Esta enfermedad es altamente contagiosa, y se transfiere vía existencial a buena parte de los lectores. La autora o el autor que hoy acapara artículos dejará de tener relevancia mañana. Los artículos deben salir ya para aprovechar el momento, el de una feria, el de un periodo de consumo intenso. A quien no se encarama a la ola le espera el almacenaje y la destrucción. Siempre han existido y existirán incontables más libros de los que podemos leer, pero ahora el fenómeno ha adquirido una magnitud jamás vista. Las editoriales necesitan tratar de mantener el ritmo para no quedarse por el camino. La distribución requiere seguir hinchando la burbuja para que el sistema, hipertrofiado, no colapse. Hay que colocar en los escaparates. Hay que vender. Hay que alimentar las redes sociales. ¿A qué precio? Conviene tirarse en marcha antes de descarrilar, adoptar medidas drásticas. Hacerse con un ejemplar del Poema de Gilgamesh, la primera epopeya escrita de la que tenemos noticia, y dejarse caer en sus cinco mil años de historia. No hay nada como volver a los orígenes para ganar en perspectiva. Desde tal distancia, la cacofonía de la mercadotecnia nos llega solo como un rumor distorsionado e ininteligible: deambulando a lo largo de la orilla del Éufrates con varias tablillas de arcilla grabada con caracteres cuneiformes, el pandemónium del tercer milenio se ve como una bruma tóxica en el horizonte. A medida que recorremos los versos de la historia del tirano semidivino Gilgamesh desaparece todo sentimiento de urgencia. Por alguna razón, las tribulaciones de los protagonistas de la epopeya nos resultan muy familiares. Cinco mil años, sí, pero no hemos cambiado tanto. 
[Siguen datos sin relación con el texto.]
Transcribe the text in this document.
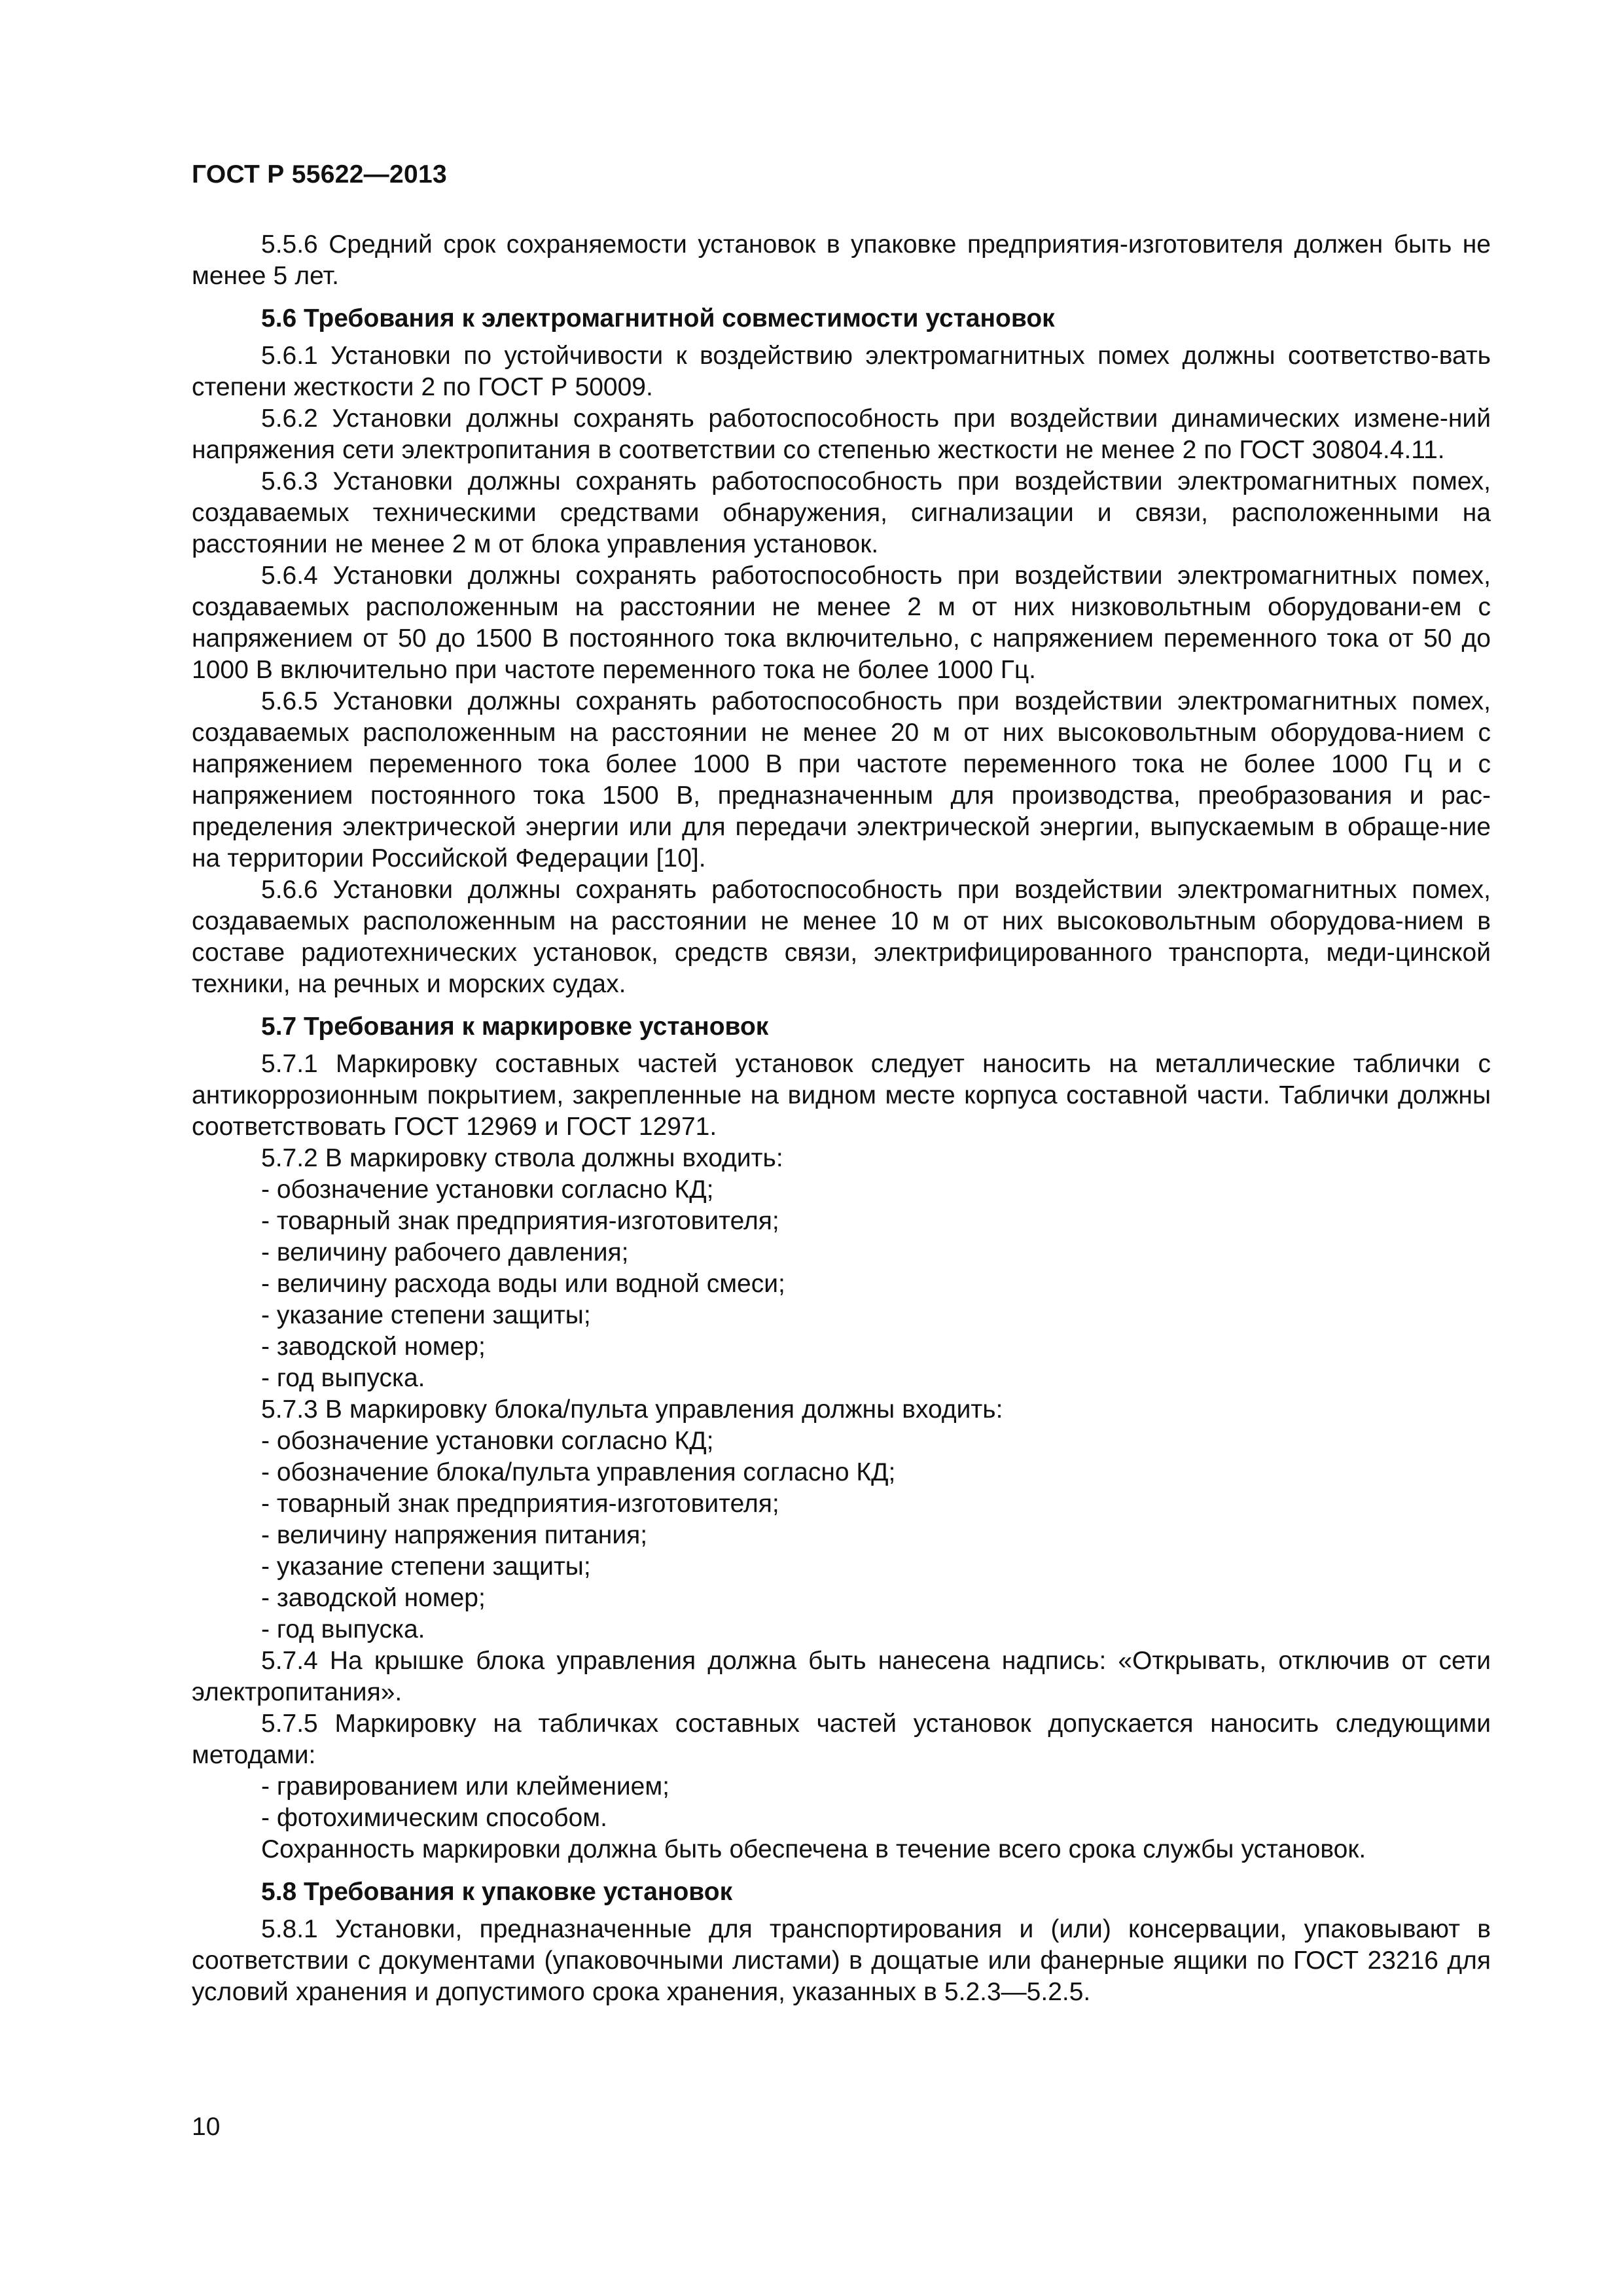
ГОСТ Р 55622—2013

5.5.6 Средний срок сохраняемости установок в упаковке предприятия-изготовителя должен быть не менее 5 лет.

5.6 Требования к электромагнитной совместимости установок

5.6.1 Установки по устойчивости к воздействию электромагнитных помех должны соответство-вать степени жесткости 2 по ГОСТ Р 50009.

5.6.2 Установки должны сохранять работоспособность при воздействии динамических измене-ний напряжения сети электропитания в соответствии со степенью жесткости не менее 2 по ГОСТ 30804.4.11.

5.6.3 Установки должны сохранять работоспособность при воздействии электромагнитных помех, создаваемых техническими средствами обнаружения, сигнализации и связи, расположенными на расстоянии не менее 2 м от блока управления установок.

5.6.4 Установки должны сохранять работоспособность при воздействии электромагнитных помех, создаваемых расположенным на расстоянии не менее 2 м от них низковольтным оборудовани-ем с напряжением от 50 до 1500 В постоянного тока включительно, с напряжением переменного тока от 50 до 1000 В включительно при частоте переменного тока не более 1000 Гц.

5.6.5 Установки должны сохранять работоспособность при воздействии электромагнитных помех, создаваемых расположенным на расстоянии не менее 20 м от них высоковольтным оборудова-нием с напряжением переменного тока более 1000 В при частоте переменного тока не более 1000 Гц и с напряжением постоянного тока 1500 В, предназначенным для производства, преобразования и рас-пределения электрической энергии или для передачи электрической энергии, выпускаемым в обраще-ние на территории Российской Федерации [10].

5.6.6 Установки должны сохранять работоспособность при воздействии электромагнитных помех, создаваемых расположенным на расстоянии не менее 10 м от них высоковольтным оборудова-нием в составе радиотехнических установок, средств связи, электрифицированного транспорта, меди-цинской техники, на речных и морских судах.

5.7 Требования к маркировке установок

5.7.1 Маркировку составных частей установок следует наносить на металлические таблички с антикоррозионным покрытием, закрепленные на видном месте корпуса составной части. Таблички должны соответствовать ГОСТ 12969 и ГОСТ 12971.

5.7.2 В маркировку ствола должны входить:

- обозначение установки согласно КД;
- товарный знак предприятия-изготовителя;
- величину рабочего давления;
- величину расхода воды или водной смеси;
- указание степени защиты;
- заводской номер;
- год выпуска.

5.7.3 В маркировку блока/пульта управления должны входить:

- обозначение установки согласно КД;
- обозначение блока/пульта управления согласно КД;
- товарный знак предприятия-изготовителя;
- величину напряжения питания;
- указание степени защиты;
- заводской номер;
- год выпуска.

5.7.4 На крышке блока управления должна быть нанесена надпись: «Открывать, отключив от сети электропитания».

5.7.5 Маркировку на табличках составных частей установок допускается наносить следующими методами:

- гравированием или клеймением;
- фотохимическим способом.

Сохранность маркировки должна быть обеспечена в течение всего срока службы установок.

5.8 Требования к упаковке установок

5.8.1 Установки, предназначенные для транспортирования и (или) консервации, упаковывают в соответствии с документами (упаковочными листами) в дощатые или фанерные ящики по ГОСТ 23216 для условий хранения и допустимого срока хранения, указанных в 5.2.3—5.2.5.

10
A Gilgamesh, un déspota de tomo y lomo, los dioses le envían un adversario, el salvaje y fabuloso Enkidu, quien le iguala en fuerza y como sabremos, pese a los propagandistas del rey de Uruk, también le supera en sabiduría. En su caso, la lucha hace el cariño, y tras la primera escaramuza, ambos se vuelven compañeros inseparables, y como buenos bros de hace varios miles de años, salen en busca de aventuras y de monstruos que matar. De este modo acaban con el flamígero Humbaba, con leones y lobos (una gesta menos espectacular), y con el toro celestial enviado por la diosa Ishtar, a la que por si fuera poco humillan, granjeándose su odio y una enfermedad letal para el pobre Enkidu, tras cuya muerte se inician los mejores pasajes de la epopeya, con un Gilgamesh desolado, consciente de su humanidad y de su lamentable caducidad que vaga en pos de una inmortalidad reservada a los dioses que solo un ser humano ha conseguido, Utnapishtim, el superviviente del diluvio, que accede a compartir su secreto: una planta milagrosa que crece bajo el mar. Gilgamesh, devastado por la pérdida y por la asunción de su propia mortalidad, cada vez más demacrado, logra hacerse con ella, pero de vuelta a casa se la roban. Su caída en desgracia no es tal: solo ha comprendido que dos tercios de hombre y uno de dios no son suficientes: por lo menos en su paso por el valle de lágrimas cuenta con más comodidades que la mayoría. Admirando las murallas de su ciudad, Gilgamesh recupera la compostura, pero no le durará demasiado: a causa de su anhelo se le concede el privilegio de volver a ver a su difunto amigo. El tiránico monarca desea saber qué le espera en el inframundo, y comete el error de preguntar. De este modo, Enkidu, al principio renuente, termina por contarle la aterradora verdad. Y colorín colorado. La última tablilla toca a su fin. El viaje ha merecido la pena: ni rastro de FOMO. El milenario Gilgamesh ha vencido a la bestia novedad.